Avellino, Volley, Finali regionali Under 13. Vittorie per Volleyworld, Portici e Meta.

Dalla redazione –

(Tv7 Avellino) – Sul parquet del Pala Del Mauro di Avellino sono servite 15 gare ,distribuite su quattro campi, per assegnare i tre titoli regionali della categoria Under 13. 

6vs6
La finale femminile ha messo di fronte le napoletane della VolleyWorld di coach Massimiliano Menditti (avanti ai quarti contro Arzano e in semifinale contro Green Volley) e Fiamma Torrese di coach Adelaide Salerno ( eliminate Pontecagnano nei quarti e Battipaglia in semifinale). Il successo per la Volleyworld è arrivato in due set (25-10, 25-6).
La finale maschile ha messo di fronte la New Volley P. Matese di coach Antonella Morra e Volley Meta, arrivate direttamente alla gara del Pala Del Mauro dopo il il titolo provinciale. La gara ha visto il successo di Meta con il risultato di 2-0  (25-15, 25-15).

 

 

 

3vs3
La finale maschile ha messo di fronte Portici di coach Carlo Cuciniello (eliminate ai quarti Massa e in semifinale Olimpica Avellino) e Volley Meta di coach Marilù Cilento (successi su Battipaglia e Pessy Salerno). La gara ha sancito il successo di Portici con il risultato di 2-1 in rimonta (12-15,15-13, 15-10).
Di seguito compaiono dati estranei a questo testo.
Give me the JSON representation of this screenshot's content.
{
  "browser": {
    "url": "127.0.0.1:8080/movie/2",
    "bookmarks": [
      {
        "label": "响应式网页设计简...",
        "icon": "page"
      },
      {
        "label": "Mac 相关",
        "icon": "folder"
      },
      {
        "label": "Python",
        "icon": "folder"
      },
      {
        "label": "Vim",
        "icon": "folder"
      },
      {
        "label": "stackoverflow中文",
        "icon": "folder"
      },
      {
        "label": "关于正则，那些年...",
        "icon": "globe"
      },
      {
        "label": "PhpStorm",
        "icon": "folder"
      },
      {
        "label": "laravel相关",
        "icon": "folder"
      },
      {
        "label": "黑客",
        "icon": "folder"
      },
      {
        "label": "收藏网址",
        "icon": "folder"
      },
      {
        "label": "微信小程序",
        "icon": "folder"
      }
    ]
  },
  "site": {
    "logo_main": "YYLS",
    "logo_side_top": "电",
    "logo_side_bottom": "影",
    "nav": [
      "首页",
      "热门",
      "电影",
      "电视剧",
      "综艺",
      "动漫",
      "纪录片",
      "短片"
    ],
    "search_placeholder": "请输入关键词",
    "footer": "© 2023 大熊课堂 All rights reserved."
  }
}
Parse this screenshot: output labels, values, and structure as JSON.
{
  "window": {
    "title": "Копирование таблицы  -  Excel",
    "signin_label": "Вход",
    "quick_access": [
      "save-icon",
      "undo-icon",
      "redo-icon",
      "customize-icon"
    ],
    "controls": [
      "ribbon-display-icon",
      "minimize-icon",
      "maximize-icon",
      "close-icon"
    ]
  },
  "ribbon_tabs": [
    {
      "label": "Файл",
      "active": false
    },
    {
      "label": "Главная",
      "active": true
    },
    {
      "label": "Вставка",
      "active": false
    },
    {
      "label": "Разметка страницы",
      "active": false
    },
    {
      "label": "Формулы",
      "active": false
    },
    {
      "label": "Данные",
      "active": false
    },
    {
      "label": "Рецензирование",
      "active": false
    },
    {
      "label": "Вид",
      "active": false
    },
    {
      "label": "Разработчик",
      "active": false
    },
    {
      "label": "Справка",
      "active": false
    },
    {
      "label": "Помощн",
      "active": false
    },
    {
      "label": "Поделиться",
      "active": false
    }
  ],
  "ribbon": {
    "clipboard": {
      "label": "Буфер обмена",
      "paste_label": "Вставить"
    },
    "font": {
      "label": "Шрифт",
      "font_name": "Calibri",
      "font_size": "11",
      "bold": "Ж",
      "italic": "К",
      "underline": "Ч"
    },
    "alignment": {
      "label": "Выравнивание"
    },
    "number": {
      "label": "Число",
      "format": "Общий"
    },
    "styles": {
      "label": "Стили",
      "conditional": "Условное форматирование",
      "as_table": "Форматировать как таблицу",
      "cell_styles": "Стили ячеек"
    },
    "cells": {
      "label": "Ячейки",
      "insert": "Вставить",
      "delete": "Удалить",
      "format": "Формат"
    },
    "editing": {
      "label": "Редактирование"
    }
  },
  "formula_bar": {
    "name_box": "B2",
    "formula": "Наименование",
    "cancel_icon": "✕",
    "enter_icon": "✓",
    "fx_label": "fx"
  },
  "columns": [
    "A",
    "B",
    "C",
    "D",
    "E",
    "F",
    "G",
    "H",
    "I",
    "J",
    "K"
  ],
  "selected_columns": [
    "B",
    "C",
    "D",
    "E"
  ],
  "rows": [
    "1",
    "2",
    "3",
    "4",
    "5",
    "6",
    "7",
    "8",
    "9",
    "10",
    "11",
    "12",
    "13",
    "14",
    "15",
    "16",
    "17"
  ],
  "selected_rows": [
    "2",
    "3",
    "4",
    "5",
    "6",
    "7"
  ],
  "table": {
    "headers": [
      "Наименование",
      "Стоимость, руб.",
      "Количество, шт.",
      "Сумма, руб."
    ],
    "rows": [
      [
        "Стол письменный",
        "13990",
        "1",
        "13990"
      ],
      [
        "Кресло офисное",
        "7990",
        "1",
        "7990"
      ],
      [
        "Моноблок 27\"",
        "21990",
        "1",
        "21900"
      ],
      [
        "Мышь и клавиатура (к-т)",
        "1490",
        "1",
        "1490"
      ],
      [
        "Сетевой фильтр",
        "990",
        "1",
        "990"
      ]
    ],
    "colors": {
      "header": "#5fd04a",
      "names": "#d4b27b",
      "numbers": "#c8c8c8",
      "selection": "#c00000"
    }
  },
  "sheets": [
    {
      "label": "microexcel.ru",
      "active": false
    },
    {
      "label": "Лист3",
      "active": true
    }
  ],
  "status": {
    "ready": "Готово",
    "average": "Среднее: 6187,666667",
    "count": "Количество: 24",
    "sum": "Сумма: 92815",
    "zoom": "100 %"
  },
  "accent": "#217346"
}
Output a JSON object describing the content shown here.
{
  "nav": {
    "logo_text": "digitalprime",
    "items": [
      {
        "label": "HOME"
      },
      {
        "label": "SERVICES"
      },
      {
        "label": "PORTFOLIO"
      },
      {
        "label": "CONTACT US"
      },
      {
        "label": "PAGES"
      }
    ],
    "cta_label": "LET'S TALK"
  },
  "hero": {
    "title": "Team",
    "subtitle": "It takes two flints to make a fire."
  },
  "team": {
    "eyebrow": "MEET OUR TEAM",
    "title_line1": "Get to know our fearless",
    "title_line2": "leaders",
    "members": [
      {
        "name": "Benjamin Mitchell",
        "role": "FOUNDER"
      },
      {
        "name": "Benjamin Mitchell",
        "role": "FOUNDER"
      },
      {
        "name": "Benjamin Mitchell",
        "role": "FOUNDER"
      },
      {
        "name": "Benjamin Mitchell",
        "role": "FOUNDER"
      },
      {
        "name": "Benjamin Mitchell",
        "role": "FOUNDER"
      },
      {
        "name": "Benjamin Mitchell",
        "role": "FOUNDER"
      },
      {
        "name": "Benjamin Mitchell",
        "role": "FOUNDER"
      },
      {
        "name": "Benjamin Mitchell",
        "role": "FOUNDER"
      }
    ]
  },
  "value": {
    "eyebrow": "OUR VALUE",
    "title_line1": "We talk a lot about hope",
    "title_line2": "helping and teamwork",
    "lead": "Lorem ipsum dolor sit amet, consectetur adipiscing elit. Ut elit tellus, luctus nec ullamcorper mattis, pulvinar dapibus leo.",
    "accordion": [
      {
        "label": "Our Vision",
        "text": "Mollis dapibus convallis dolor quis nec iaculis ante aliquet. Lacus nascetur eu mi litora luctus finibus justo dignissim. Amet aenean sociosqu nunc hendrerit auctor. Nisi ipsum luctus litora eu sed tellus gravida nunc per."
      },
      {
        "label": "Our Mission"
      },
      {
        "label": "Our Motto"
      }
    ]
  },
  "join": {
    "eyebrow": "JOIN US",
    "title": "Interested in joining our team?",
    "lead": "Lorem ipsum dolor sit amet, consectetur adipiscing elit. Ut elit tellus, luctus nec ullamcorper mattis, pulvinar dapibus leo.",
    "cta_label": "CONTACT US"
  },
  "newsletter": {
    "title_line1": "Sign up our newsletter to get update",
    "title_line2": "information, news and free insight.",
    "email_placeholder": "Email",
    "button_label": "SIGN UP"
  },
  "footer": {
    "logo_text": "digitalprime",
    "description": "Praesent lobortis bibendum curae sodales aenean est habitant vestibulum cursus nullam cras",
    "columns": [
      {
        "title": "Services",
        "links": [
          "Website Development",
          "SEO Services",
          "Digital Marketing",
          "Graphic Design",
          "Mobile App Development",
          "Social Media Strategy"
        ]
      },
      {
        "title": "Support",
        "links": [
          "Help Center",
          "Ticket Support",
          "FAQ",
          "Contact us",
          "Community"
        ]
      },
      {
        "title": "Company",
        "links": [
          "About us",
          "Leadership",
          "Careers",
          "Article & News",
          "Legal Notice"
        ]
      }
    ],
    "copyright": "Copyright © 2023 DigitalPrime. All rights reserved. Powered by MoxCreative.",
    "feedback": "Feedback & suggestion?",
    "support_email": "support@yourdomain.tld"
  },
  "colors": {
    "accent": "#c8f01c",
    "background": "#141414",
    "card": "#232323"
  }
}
Terzo posto per la Pessy Project Salerno (2-1 sull’Olimpica Avellino).

PREMIAZIONI
La cerimonia di premiazione è avvenuta alla presenza del consigliere federale Felice Vecchione, del presidente della Fipav Campania Guido Pasciari, dei consiglieri regionali Umberto Capolongo, Luigi Saetta, Massimo Luciano ed Ernesto Avitabile, dei presidenti territoriali Carmine Menna (CT Napoli), Massimo Pessolano (CT Salerno) e Stefano Aquino (CT Irpinia-Sannio). Presente anche Giuseppe Giacobbe, Assessore allo Sport del Comune di Avellino, che ha patrocinato l’evento. 

DICHIARAZIONI 
Le parole presidente della Fipav Campania, Guido Pasciari: “Per il nostro comitato la crescita dei nostri ragazzi viene prima di tutto e l’Under 13 è il nostro vivaio. La “siccità” degli ultimi due anni imposta dal Covid ha lasciato il segno, in particolare in queste categorie. Ora tocca ai nostri tecnici, e ai comitati territoriali e regionale con i corsi di formazione, fare il possibile per recuperare il tempo perso. Al di là di chi oggi ha trionfato, il nostro sguardo è sull’intera semina: vedere oltre 150 ragazzi oggi divertirsi, piangere e gioire per il nostro sport è qualcosa di unico e indescrivibile“.